Ван дер Вальк молчал.
— Шеепстра со мной согласен, — дружелюбно сказал следователь. — Он убежден, что чего-то не хватает. Говорит, что у него недостаточно информации. Никто вас не критикует: вы действительно хорошо поработали. Но только вы можете восполнить пробелы.
— Я просмотрю свои записи, — недовольно пробурчал Ван дер Вальк, — но вряд ли я увижу больше того, что в них есть. Я соблюдал все правила.
И он их действительно соблюдал. Дома мрачно потягивал апельсиновый сок из Израиля: он пил слишком много виски, и теперь печень давала о себе знать.
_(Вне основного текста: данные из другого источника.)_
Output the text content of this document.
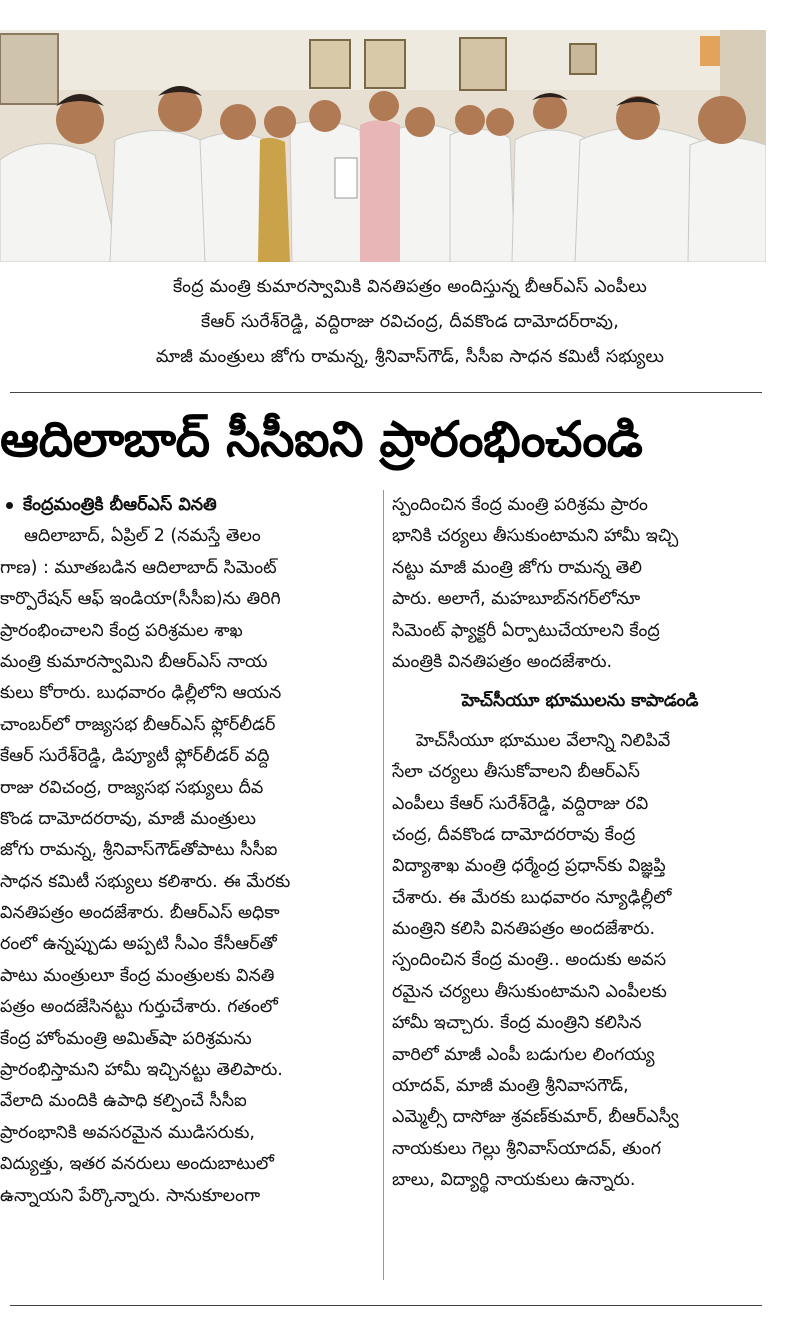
కేంద్ర మంత్రి కుమారస్వామికి వినతిపత్రం అందిస్తున్న బీఆర్‌ఎస్ ఎంపీలు
కేఆర్ సురేశ్‌రెడ్డి, వద్దిరాజు రవిచంద్ర, దీవకొండ దామోదర్‌రావు,
మాజీ మంత్రులు జోగు రామన్న, శ్రీనివాస్‌గౌడ్, సీసీఐ సాధన కమిటీ సభ్యులు
ఆదిలాబాద్ సీసీఐని ప్రారంభించండి
కేంద్రమంత్రికి బీఆర్‌ఎస్ వినతి
ఆదిలాబాద్, ఏప్రిల్ 2 (నమస్తే తెలం
గాణ) : మూతబడిన ఆదిలాబాద్ సిమెంట్
కార్పొరేషన్ ఆఫ్ ఇండియా(సీసీఐ)ను తిరిగి
ప్రారంభించాలని కేంద్ర పరిశ్రమల శాఖ
మంత్రి కుమారస్వామిని బీఆర్‌ఎస్ నాయ
కులు కోరారు. బుధవారం ఢిల్లీలోని ఆయన
చాంబర్‌లో రాజ్యసభ బీఆర్‌ఎస్ ఫ్లోర్‌లీడర్
కేఆర్ సురేశ్‌రెడ్డి, డిప్యూటీ ఫ్లోర్‌లీడర్ వద్ది
రాజు రవిచంద్ర, రాజ్యసభ సభ్యులు దీవ
కొండ దామోదరరావు, మాజీ మంత్రులు
జోగు రామన్న, శ్రీనివాస్‌గౌడ్‌తోపాటు సీసీఐ
సాధన కమిటీ సభ్యులు కలిశారు. ఈ మేరకు
వినతిపత్రం అందజేశారు. బీఆర్‌ఎస్ అధికా
రంలో ఉన్నప్పుడు అప్పటి సీఎం కేసీఆర్‌తో
పాటు మంత్రులూ కేంద్ర మంత్రులకు వినతి
పత్రం అందజేసినట్టు గుర్తుచేశారు. గతంలో
కేంద్ర హోంమంత్రి అమిత్‌షా పరిశ్రమను
ప్రారంభిస్తామని హామీ ఇచ్చినట్టు తెలిపారు.
వేలాది మందికి ఉపాధి కల్పించే సీసీఐ
ప్రారంభానికి అవసరమైన ముడిసరుకు,
విద్యుత్తు, ఇతర వనరులు అందుబాటులో
ఉన్నాయని పేర్కొన్నారు. సానుకూలంగా
స్పందించిన కేంద్ర మంత్రి పరిశ్రమ ప్రారం
భానికి చర్యలు తీసుకుంటామని హామీ ఇచ్చి
నట్టు మాజీ మంత్రి జోగు రామన్న తెలి
పారు. అలాగే, మహబూబ్‌నగర్‌లోనూ
సిమెంట్ ఫ్యాక్టరీ ఏర్పాటుచేయాలని కేంద్ర
మంత్రికి వినతిపత్రం అందజేశారు.
హెచ్‌సీయూ భూములను కాపాడండి
హెచ్‌సీయూ భూముల వేలాన్ని నిలిపివే
సేలా చర్యలు తీసుకోవాలని బీఆర్‌ఎస్
ఎంపీలు కేఆర్ సురేశ్‌రెడ్డి, వద్దిరాజు రవి
చంద్ర, దీవకొండ దామోదరరావు కేంద్ర
విద్యాశాఖ మంత్రి ధర్మేంద్ర ప్రధాన్‌కు విజ్ఞప్తి
చేశారు. ఈ మేరకు బుధవారం న్యూఢిల్లీలో
మంత్రిని కలిసి వినతిపత్రం అందజేశారు.
స్పందించిన కేంద్ర మంత్రి.. అందుకు అవస
రమైన చర్యలు తీసుకుంటామని ఎంపీలకు
హామీ ఇచ్చారు. కేంద్ర మంత్రిని కలిసిన
వారిలో మాజీ ఎంపీ బడుగుల లింగయ్య
యాదవ్, మాజీ మంత్రి శ్రీనివాసగౌడ్,
ఎమ్మెల్సీ దాసోజు శ్రవణ్‌కుమార్, బీఆర్‌ఎస్వీ
నాయకులు గెల్లు శ్రీనివాస్‌యాదవ్, తుంగ
బాలు, విద్యార్థి నాయకులు ఉన్నారు.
Давился тертой морковью (Арлетт была помешана на тертой моркови; жена-француженка — это не сахар). Соблюдал правило, согласно которому записи должны быть сделаны в течение двадцати четырех часов, правило, касающееся страха и благосклонности, правило о неосмотрительности-невнимательности-или-небрежности, правило о поведении прилежного добросовестного офицера, правило об оказании давления на свидетеля и о давлении со стороны свидетеля: хм-м, как обычно, ни черта непонятно. У него всегда были проблемы с синтаксисом.
Однажды старший офицер из Амстердама вызвал его к себе и объяснил, что отчет, который он ему представил, может неблагоприятно сказаться на его повышении по службе.